Multichannel Nonnegative Matrix Factorization in Convolutive Mixtures for Audio Source Separation

• Published in: IEEE transactions on audio, speech, and language processing Vol. 18; no. 3; pp. 550 - 563
• Main Authors: Ozerov, A., Fevotte, C.
• Format: Journal Article
• Language: English
• Published: IEEE 01.03.2010
• Subjects: Additive noise; Algorithms; Channels; Expectation-maximization (EM) algorithm; Factorization; Filters; Fourier transforms; Frequency; Mathematical models; Matrix decomposition; Multichannel; multichannel audio; Music; nonnegative matrix factorization (NMF); nonnegative tensor factorization (NTF); Separation; Signal generators; Source separation; Spectrogram; Speech; Telecommunications; Tensile stress; underdetermined convolutive blind source separation (BSS)

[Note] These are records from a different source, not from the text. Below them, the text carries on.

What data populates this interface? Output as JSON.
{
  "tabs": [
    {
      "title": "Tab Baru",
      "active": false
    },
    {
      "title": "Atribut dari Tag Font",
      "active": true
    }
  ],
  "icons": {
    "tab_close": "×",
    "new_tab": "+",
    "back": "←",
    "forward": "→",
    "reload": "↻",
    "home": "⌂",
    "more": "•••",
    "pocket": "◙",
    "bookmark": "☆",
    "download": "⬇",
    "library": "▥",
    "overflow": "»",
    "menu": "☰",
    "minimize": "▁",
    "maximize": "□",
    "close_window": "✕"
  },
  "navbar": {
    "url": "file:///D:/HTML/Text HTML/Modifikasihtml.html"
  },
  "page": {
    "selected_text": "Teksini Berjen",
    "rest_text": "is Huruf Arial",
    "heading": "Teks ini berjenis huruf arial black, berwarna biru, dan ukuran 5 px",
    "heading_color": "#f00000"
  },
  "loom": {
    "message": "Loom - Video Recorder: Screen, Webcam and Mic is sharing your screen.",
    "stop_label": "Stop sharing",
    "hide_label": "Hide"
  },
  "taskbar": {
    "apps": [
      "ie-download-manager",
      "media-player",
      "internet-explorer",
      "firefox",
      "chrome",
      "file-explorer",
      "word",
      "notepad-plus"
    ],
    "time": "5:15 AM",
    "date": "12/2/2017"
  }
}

• ISSN: 1558-7916; 1558-7924
• DOI: 10.1109/TASL.2009.2031510

We consider inference in a general data-driven object-based model of multichannel audio data, assumed generated as a possibly underdetermined convolutive mixture of source signals. We work in the short-time Fourier transform (STFT) domain, where convolution is routinely approximated as linear instantaneous mixing in each frequency band. Each source STFT is given a model inspired from nonnegative matrix factorization (NMF) with the Itakura-Saito divergence, which underlies a statistical model of superimposed Gaussian components. We address estimation of the mixing and source parameters using two methods. The first one consists of maximizing the exact joint likelihood of the multichannel data using an expectation-maximization (EM) algorithm. The second method consists of maximizing the sum of individual likelihoods of all channels using a multiplicative update algorithm inspired from NMF methodology. Our decomposition algorithms are applied to stereo audio source separation in various settings, covering blind and supervised separation, music and speech sources, synthetic instantaneous and convolutive mixtures, as well as professionally produced music recordings. Our EM method produces competitive results with respect to state-of-the-art as illustrated on two tasks from the international Signal Separation Evaluation Campaign (SiSEC 2008).